Chez les patients obèses atteints de cancer, les lymphocytes T infiltrant la tumeur présentent des anomalies de fonction et un métabolisme altéré en comparaison avec ceux de patients non obèses.
L’étude publiée dans Nature Communications éclaire sur la façon dont le dysfonctionnement immunitaire associé à l’obésité influe sur le risque de cancer, la progression de la maladie cancéreuse et sa réponse à l’immunothérapie.
L’immunothérapie des cancers a révolutionné le traitement du cancer, en améliorant considérablement le pronostic de certains patients. Elle repose sur l’emploi d’anticorps qui sont des inhibiteurs de points de contrôle immunitaire, encore appelés inhibiteurs des checkpoints immunitaires (immune checkpoint blockade immunotherapy).

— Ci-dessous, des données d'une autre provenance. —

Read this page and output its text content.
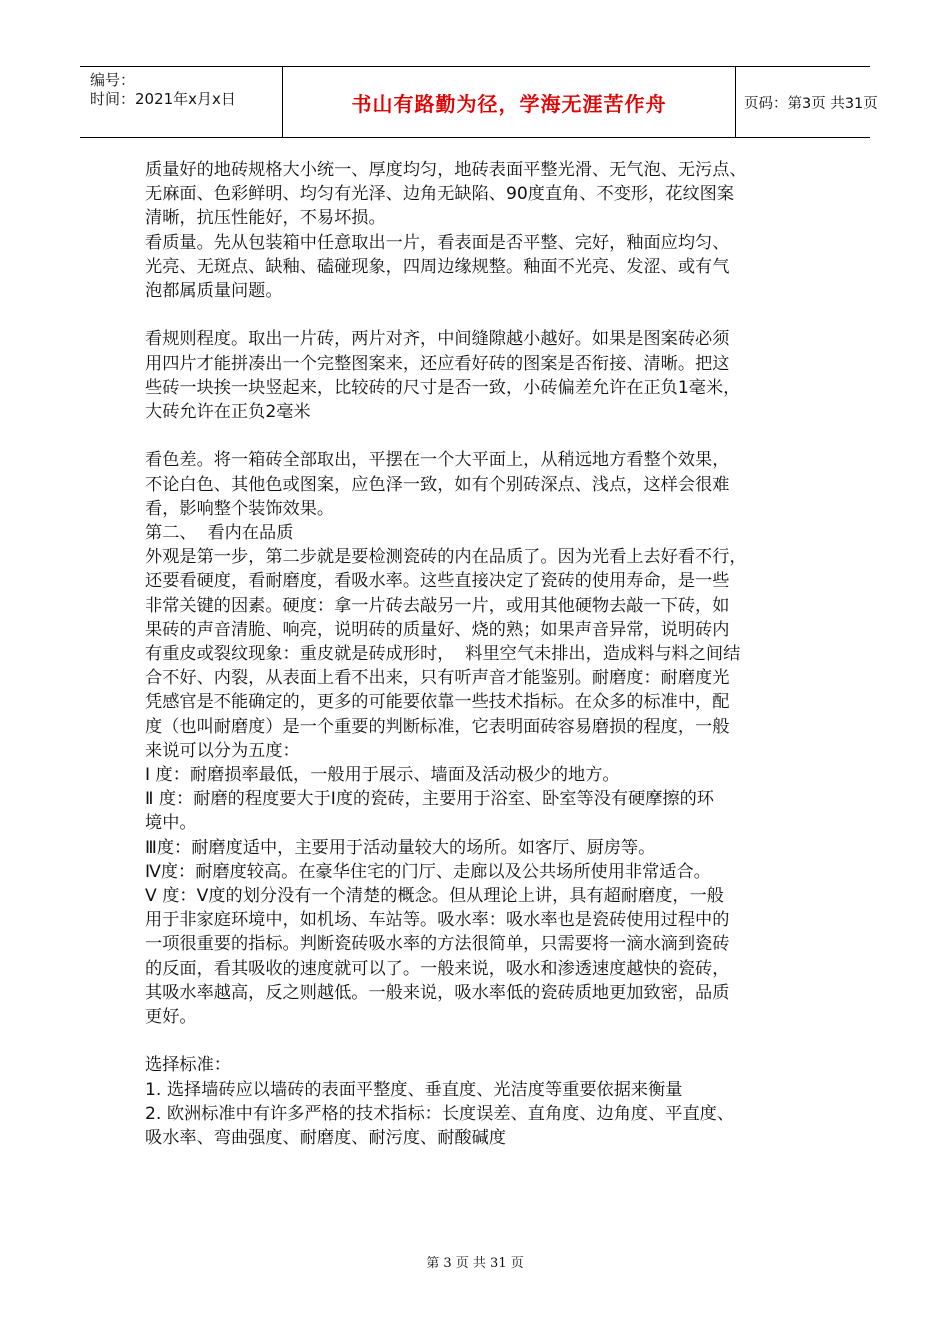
编号：
时间：2021年x月x日	书山有路勤为径，学海无涯苦作舟	页码：第3页 共31页

质量好的地砖规格大小统一、厚度均匀，地砖表面平整光滑、无气泡、无污点、

无麻面、色彩鲜明、均匀有光泽、边角无缺陷、90度直角、不变形，花纹图案

清晰，抗压性能好，不易坏损。

看质量。先从包装箱中任意取出一片，看表面是否平整、完好，釉面应均匀、

光亮、无斑点、缺釉、磕碰现象，四周边缘规整。釉面不光亮、发涩、或有气

泡都属质量问题。

看规则程度。取出一片砖，两片对齐，中间缝隙越小越好。如果是图案砖必须

用四片才能拼凑出一个完整图案来，还应看好砖的图案是否衔接、清晰。把这

些砖一块挨一块竖起来，比较砖的尺寸是否一致，小砖偏差允许在正负1毫米，

大砖允许在正负2毫米

看色差。将一箱砖全部取出，平摆在一个大平面上，从稍远地方看整个效果，

不论白色、其他色或图案，应色泽一致，如有个别砖深点、浅点，这样会很难

看，影响整个装饰效果。

第二、  看内在品质

外观是第一步，第二步就是要检测瓷砖的内在品质了。因为光看上去好看不行，

还要看硬度，看耐磨度，看吸水率。这些直接决定了瓷砖的使用寿命，是一些

非常关键的因素。硬度：拿一片砖去敲另一片，或用其他硬物去敲一下砖，如

果砖的声音清脆、响亮，说明砖的质量好、烧的熟；如果声音异常，说明砖内

有重皮或裂纹现象：重皮就是砖成形时，  料里空气未排出，造成料与料之间结

合不好、内裂，从表面上看不出来，只有听声音才能鉴别。耐磨度：耐磨度光

凭感官是不能确定的，更多的可能要依靠一些技术指标。在众多的标准中，配

度（也叫耐磨度）是一个重要的判断标准，它表明面砖容易磨损的程度，一般

来说可以分为五度：

Ⅰ 度：耐磨损率最低，一般用于展示、墙面及活动极少的地方。

Ⅱ 度：耐磨的程度要大于Ⅰ度的瓷砖，主要用于浴室、卧室等没有硬摩擦的环

境中。

Ⅲ度：耐磨度适中，主要用于活动量较大的场所。如客厅、厨房等。

Ⅳ度：耐磨度较高。在豪华住宅的门厅、走廊以及公共场所使用非常适合。

Ⅴ 度：Ⅴ度的划分没有一个清楚的概念。但从理论上讲，具有超耐磨度，一般

用于非家庭环境中，如机场、车站等。吸水率：吸水率也是瓷砖使用过程中的

一项很重要的指标。判断瓷砖吸水率的方法很简单，只需要将一滴水滴到瓷砖

的反面，看其吸收的速度就可以了。一般来说，吸水和渗透速度越快的瓷砖，

其吸水率越高，反之则越低。一般来说，吸水率低的瓷砖质地更加致密，品质

更好。

选择标准：

1. 选择墙砖应以墙砖的表面平整度、垂直度、光洁度等重要依据来衡量

2. 欧洲标准中有许多严格的技术指标：长度误差、直角度、边角度、平直度、

吸水率、弯曲强度、耐磨度、耐污度、耐酸碱度

第 3 页 共 31 页
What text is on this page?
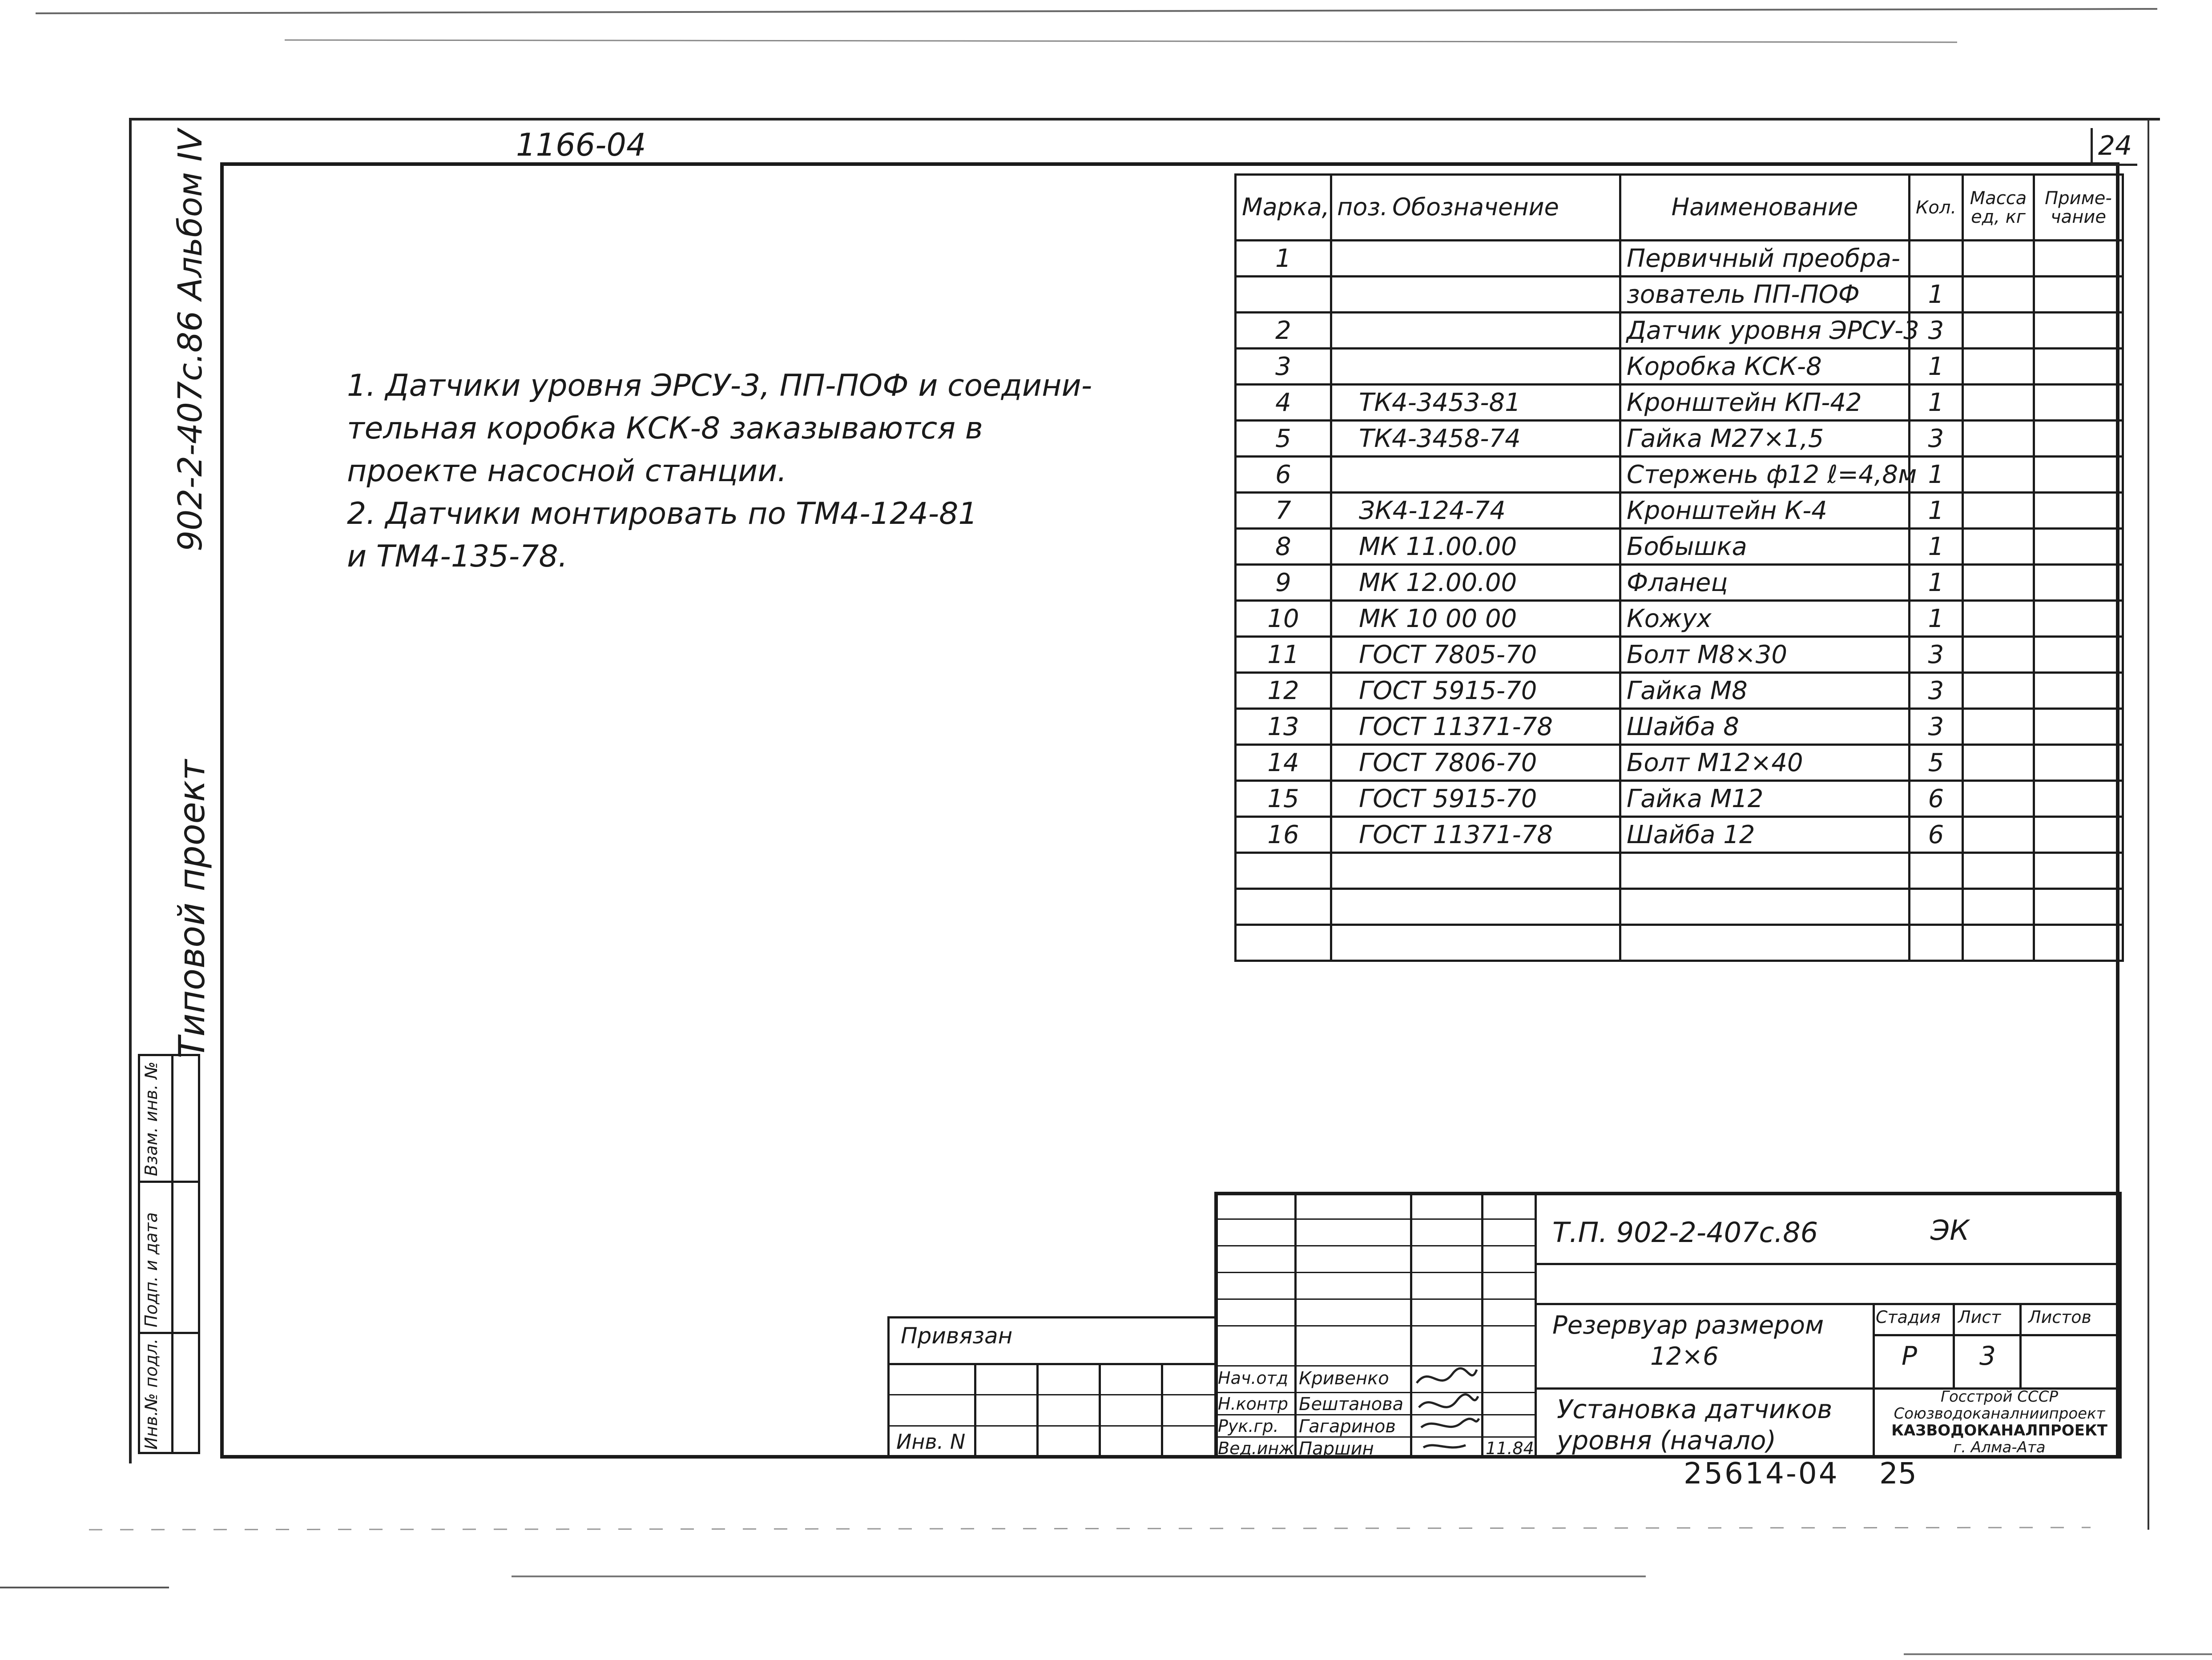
1166-04	24
902-2-407с.86 Альбом IV
Типовой проект
Инв.№ подл.
Подп. и дата
Взам. инв. №
1. Датчики уровня ЭРСУ-3, ПП-ПОФ и соедини-
тельная коробка КСК-8 заказываются в
проекте насосной станции.
2. Датчики монтировать по ТМ4-124-81
и ТМ4-135-78.
Марка, поз.	Обозначение	Наименование	Кол.	Масса ед, кг	Приме-чание
1		Первичный преобра-			
		зователь ПП-ПОФ	1		
2		Датчик уровня ЭРСУ-3	3		
3		Коробка КСК-8	1		
4	ТК4-3453-81	Кронштейн КП-42	1		
5	ТК4-3458-74	Гайка М27×1,5	3		
6		Стержень ф12 ℓ=4,8м	1		
7	ЗК4-124-74	Кронштейн К-4	1		
8	МК 11.00.00	Бобышка	1		
9	МК 12.00.00	Фланец	1		
10	МК 10 00 00	Кожух	1		
11	ГОСТ 7805-70	Болт М8×30	3		
12	ГОСТ 5915-70	Гайка М8	3		
13	ГОСТ 11371-78	Шайба 8	3		
14	ГОСТ 7806-70	Болт М12×40	5		
15	ГОСТ 5915-70	Гайка М12	6		
16	ГОСТ 11371-78	Шайба 12	6		

Т.П. 902-2-407с.86	ЭК
Резервуар размером
12×6
Установка датчиков
уровня (начало)
Стадия Лист Листов
Р 3
Госстрой СССР
Союзводоканалниипроект
КАЗВОДОКАНАЛПРОЕКТ
г. Алма-Ата
Нач.отд Кривенко
Н.контр Бештанова
Рук.гр. Гагаринов
Вед.инж Паршин	11.84
Привязан
Инв. N
25614-04 25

Ces anticorps thérapeutiques ciblent des signaux inhibiteurs entre cellules tumorales et lymphocytes T, ce qui permet de revigorer le système immunitaire du patient en réactivant son immunité cellulaire T anti-tumorale. Cette immunothérapie vise donc à lever la protection dont peuvent bénéficier les cellules cancéreuses grâce aux interactions entre les protéines situées à leur surface (PD-L1) et celles des cellules immunitaires (PD1, CTLA4). En bloquant ces freins, ces inhibiteurs des checkpoints immunitaires réactivent les cellules du système immunitaire pour les amener à attaquer la tumeur.
Plusieurs études chez l’animal (modèles précliniques) ont montré que l’obésité augmente la croissance tumorale et que cela est associé à des lymphocytes T dysfonctionnels, en particulier ceux porteurs à leur surface du marqueur CD8 (lymphocytes T CD8+). Pourtant, dans plusieurs modèles précliniques, le traitement par une immunothérapie anti-PD-1 a permis de ralentir la croissance tumorale, voire d’entraîner un rejet complet de la tumeur. Ces résultats inattendus indiquent que le dysfonctionnement des cellules T est réversible et que des souris obèses peuvent répondre favorablement à l’immunothérapie.
Ce lien, observé chez l’animal, entre obésité et réponse à l’immunothérapie anti-tumorale a également suscité beaucoup d’intérêt dans les essais cliniques humains. En 2018, une étude a montré que les patients obèses atteints de mélanome présentaient une meilleure survie globale et une meilleure survie sans progression après une immunothérapie par anticorps anti-PD-1 ou anti-PD-L1. Ceci n’a cependant été observé que chez les patients de sexe masculin.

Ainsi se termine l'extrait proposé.